Uma relação simbiótica também é necessária agora porque “os conselhos estão fazendo mais e às vezes melhores perguntas sobre a segurança cibernética”, diz Wheatman, “e isso resultou em CIOs e CISOs tentando pelo menos ter histórias ou narrativas alinhadas’.’
CIOs e CISOs concordam que o impulso para automatizar processos manuais e recursos para criar eficiências exigiu um trabalho mais próximo. “O CIO e o CISO devem estar fortemente acoplados no roteiro e na estratégia, independentemente da estrutura de relatórios”, diz Patricia Titus, Diretora de Privacidade e Segurança da Informação da seguradora Markel.
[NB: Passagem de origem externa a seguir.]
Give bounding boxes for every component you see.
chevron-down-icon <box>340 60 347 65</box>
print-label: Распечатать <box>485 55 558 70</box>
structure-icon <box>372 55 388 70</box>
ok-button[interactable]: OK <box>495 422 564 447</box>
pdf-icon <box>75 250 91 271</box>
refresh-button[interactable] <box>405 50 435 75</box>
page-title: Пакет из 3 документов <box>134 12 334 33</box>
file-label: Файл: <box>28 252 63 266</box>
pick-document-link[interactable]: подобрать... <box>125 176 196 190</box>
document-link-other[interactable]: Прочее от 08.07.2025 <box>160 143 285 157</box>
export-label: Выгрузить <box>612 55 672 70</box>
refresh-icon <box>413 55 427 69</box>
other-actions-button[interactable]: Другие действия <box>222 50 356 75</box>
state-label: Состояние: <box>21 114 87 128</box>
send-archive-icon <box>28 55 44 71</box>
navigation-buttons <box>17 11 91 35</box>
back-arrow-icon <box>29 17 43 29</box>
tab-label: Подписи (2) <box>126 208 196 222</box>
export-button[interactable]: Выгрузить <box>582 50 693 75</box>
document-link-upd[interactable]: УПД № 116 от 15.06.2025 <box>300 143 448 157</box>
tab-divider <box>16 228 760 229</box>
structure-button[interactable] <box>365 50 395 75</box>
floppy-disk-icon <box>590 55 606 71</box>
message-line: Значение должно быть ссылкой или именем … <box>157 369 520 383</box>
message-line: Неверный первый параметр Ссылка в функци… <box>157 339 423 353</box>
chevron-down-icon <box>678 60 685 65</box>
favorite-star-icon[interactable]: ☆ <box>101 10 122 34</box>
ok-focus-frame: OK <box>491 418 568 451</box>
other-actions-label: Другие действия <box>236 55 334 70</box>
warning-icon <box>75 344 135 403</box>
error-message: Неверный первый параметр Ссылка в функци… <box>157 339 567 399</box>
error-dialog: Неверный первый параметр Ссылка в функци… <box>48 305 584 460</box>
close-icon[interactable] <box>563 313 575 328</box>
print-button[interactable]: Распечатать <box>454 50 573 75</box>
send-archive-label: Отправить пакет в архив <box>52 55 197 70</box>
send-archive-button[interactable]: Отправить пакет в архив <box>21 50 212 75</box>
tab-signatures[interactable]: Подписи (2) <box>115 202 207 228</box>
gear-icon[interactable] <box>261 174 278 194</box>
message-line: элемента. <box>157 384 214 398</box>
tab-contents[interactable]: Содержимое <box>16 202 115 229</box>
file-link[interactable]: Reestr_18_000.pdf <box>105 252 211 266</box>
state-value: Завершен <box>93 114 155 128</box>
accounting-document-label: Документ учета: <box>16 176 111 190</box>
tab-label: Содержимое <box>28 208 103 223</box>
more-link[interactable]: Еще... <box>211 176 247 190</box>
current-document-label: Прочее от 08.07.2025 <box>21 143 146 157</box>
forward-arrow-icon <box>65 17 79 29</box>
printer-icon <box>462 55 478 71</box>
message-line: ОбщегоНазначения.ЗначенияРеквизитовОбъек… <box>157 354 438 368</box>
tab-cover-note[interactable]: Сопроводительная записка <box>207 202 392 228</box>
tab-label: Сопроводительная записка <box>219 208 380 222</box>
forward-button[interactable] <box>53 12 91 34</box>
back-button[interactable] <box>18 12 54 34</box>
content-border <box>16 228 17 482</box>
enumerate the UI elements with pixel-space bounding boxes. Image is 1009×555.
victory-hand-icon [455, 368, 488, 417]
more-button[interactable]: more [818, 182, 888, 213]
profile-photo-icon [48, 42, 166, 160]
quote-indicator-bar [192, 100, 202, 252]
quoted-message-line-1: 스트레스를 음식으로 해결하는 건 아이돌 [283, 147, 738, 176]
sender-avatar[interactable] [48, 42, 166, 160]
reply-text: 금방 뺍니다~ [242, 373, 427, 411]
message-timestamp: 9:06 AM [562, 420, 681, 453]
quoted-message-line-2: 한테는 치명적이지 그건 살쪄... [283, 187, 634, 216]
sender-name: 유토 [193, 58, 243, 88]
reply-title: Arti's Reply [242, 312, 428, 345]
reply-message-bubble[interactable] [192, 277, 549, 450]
Segurança agora é estratégica
Nem sempre é o caso quando o CISO se reporta ao CIO. “Infelizmente, alguns CISOs têm dificuldade em estar sob o comando do CIO porque, em última análise, algumas das coisas que eles encontram e precisam consertar tornam mais difícil para o CIO fazer seu trabalho”, diz Wheatman. “Acho que o CISO quer garantir que os dados, durante a movimentação, não fiquem disponíveis para pessoas que não deveriam vê-los e [manter] a integridade dos sistemas e segurança e conformidade, então há um pouco de divergência sobre quais são os objetivos” entre as duas funções.
A boa notícia, diz ele, é que há menos conflitos do que antes e mais sinergias entre as duas funções, graças ao reconhecimento por parte dos executivos e stakeholders de que estão cada vez mais dependentes da tecnologia.
A maturidade da segurança como disciplina também cresceu. “A segurança agora é vista mais como uma iniciativa estratégica do que como pessoas que dizem: ‘não, pare, não faça’”, diz Wheatman. “Costumávamos nos referir a esse tipo de CISO como ‘Dr. Não’. Estamos vendo menos isso”.
Quando os CIOs e CISOs se veem mais como parceiros e colegas, isso gera sinergias, acrescenta Wheatman. “Conforme vemos a convergência de tecnologias operacionais como IoT e nuvem, há um reconhecimento de que os dois devem estar mais em sintonia, em vez de o CIO jogar tudo por cima do muro e dizer: ‘Você tem que proteger o que implementamos’”.
Evolução do relacionamento CIO-CISO
Titus e Mike Scyphers, CIO da Markel, trabalharam juntos por quase cinco anos e têm o que pode ser caracterizado como o casamento de trabalho ideal – um casamento de respeito mútuo e louvor. Ambos falam com respeito um do outro.
Scyphers diz que com a proliferação da tecnologia de consumo e a capacidade das unidades de negócios de criar seus próprios serviços em nuvem, é muito fácil se concentrar na inovação “sem incorporar a segurança”. Ele chama seu relacionamento com Titus de “valioso” e diz: “Não consigo imaginar [implantar tecnologia] sem essa parceria”.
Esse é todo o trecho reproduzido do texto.